In reactie op het advies van de Raad voor cultuur dat in maart 2007 verschijnt, zullen de beleidsuitgangspunten die de basis vormen voor de ministeriële regeling, zullen tijdig worden voorgelegd aan de Kamer. Het debat kan vervolgens over deze uitgangspunten plaatsvinden. De technische uitwerking vindt vervolgens plaats in een ministeriële regeling. In de wet is niet in een voorhangprocedure voorzien. In het licht van het vorenstaande is dat naar mijn oordeel ook niet nodig.

De leden van de PvdA-fractie vragen of een voorbeeld van een bijzonder geval in het verleden kan worden gegeven waarin voor een periode korter dan vier jaar subsidie is meerjarige instellingssubsidie is verstrekt.

In het verleden is soms subsidie verstrekt voor een kortere periode dan vier jaar, namelijk als er weliswaar geen reden was om de aanvraag direct af te wijzen, maar de beschikbare informatie uit de aanvraag onvoldoende was om in een keer voor de volledige periode van vier jaar toe te zeggen. Meest in het oog springende voorbeeld betreft wellicht de herziening van de ondersteuningsstructuur zoals uitgevoerd in de subsidieperiode 2005–2008. Bij die gelegenheid is geconcludeerd dat de ingediende subsidieaanvragen onvoldoende houvast boden om op een verantwoorde manier tot besluitvorming te kunnen komen over de wijze waarop de ondersteunende functies in de culturele sector zouden moeten worden uitgevoerd. Alle instellingen die het betrof hebben daarop in eerste instantie een subsidietoezegging ontvangen voor een jaar. Daarmee is ruimte en tijd geschapen voor nader onderzoek naar feiten en gegevens die van belang waren voor de subsidiering. Pas in een later stadium is besloten over de verdeling van de beschikbare middelen voor de resterende drie jaar van de subsidieperiode.

De leden van de VVD-fractie vragen op welke wijze de regering nog verantwoording kan afleggen over de rechtstreeks door het Rijk te subsidiëren instellingen als er geen uitgangspuntenbrief en cultuurnota meer zijn. Deze leden zijn van oordeel dat de ruimte om naast artistieke ook politieke en beleidsmatige doelstellingen na te streven, zoals in de memorie van toelichting verwoord, zeer beperkt zou moeten zijn.

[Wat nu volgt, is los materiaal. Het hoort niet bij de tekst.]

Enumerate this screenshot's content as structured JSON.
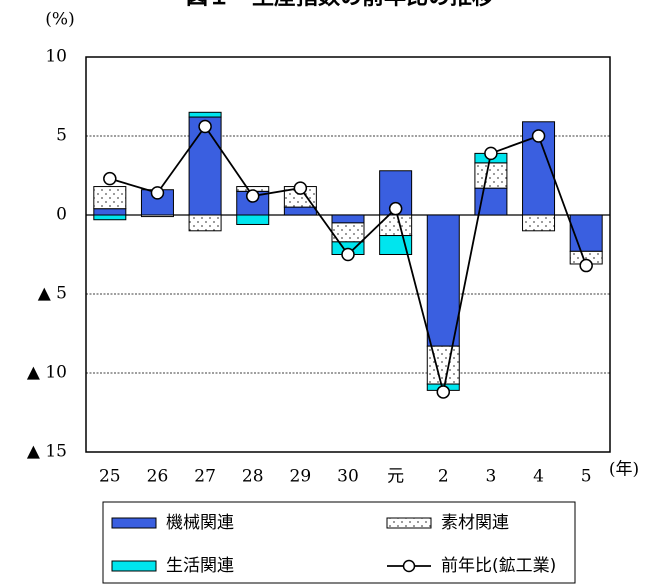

Ook in de nieuwe situatie die in het wetsvoorstel is uitgewerkt, is het wel degelijk mogelijk voor de regering om nog verantwoording af te leggen. De door de regering geformuleerde beleidsuitgangspunten en de aanvraagprocedure staan beleidsinhoudelijk met elkaar in verband. Die beleidsuitgangspunten worden neergelegd in beleidsnota’s over de hoofdlijnen van het beleid.

De opvatting van deze leden dat het sturen van de culturele ontwikkeling geen deel van deze categorie uit zouden moeten maken, acht ik niet juist. In de brief van 2 juni 2006 (Kamerstukken II 2005/06, 28 989, nr. 35) en de adviesaanvraag aan de Raad voor cultuur van 29 september 2006 wordt ook de zogenaamde ontwikkelfunctie gerekend tot de functies waarop gestuurd kan worden. Deze categorie heeft zijn basis in bestuurlijke afspraken die in het verleden zijn gemaakt over de gezamenlijke verantwoordelijkheid van gemeenten, provincies en het Rijk voor de instandhouding en ontwikkeling van een kwalitatief hoogwaardig en goed gespreid cultuuraanbod in Nederland. De ontwikkelfunctie in de verschillende sectoren is bedoeld voor de ontwikkeling en begeleiding van talent. Het gaat hierbij om de cultuurwerkplaatsen, productiehuizen in de podiumkunsten, presentatie-instellingen in de beeldende kunst en internationale festivals in de verschillende sectoren, die zowel een grote publieksvoorziening vormen als een internationale referentie voor de vakdiscipline.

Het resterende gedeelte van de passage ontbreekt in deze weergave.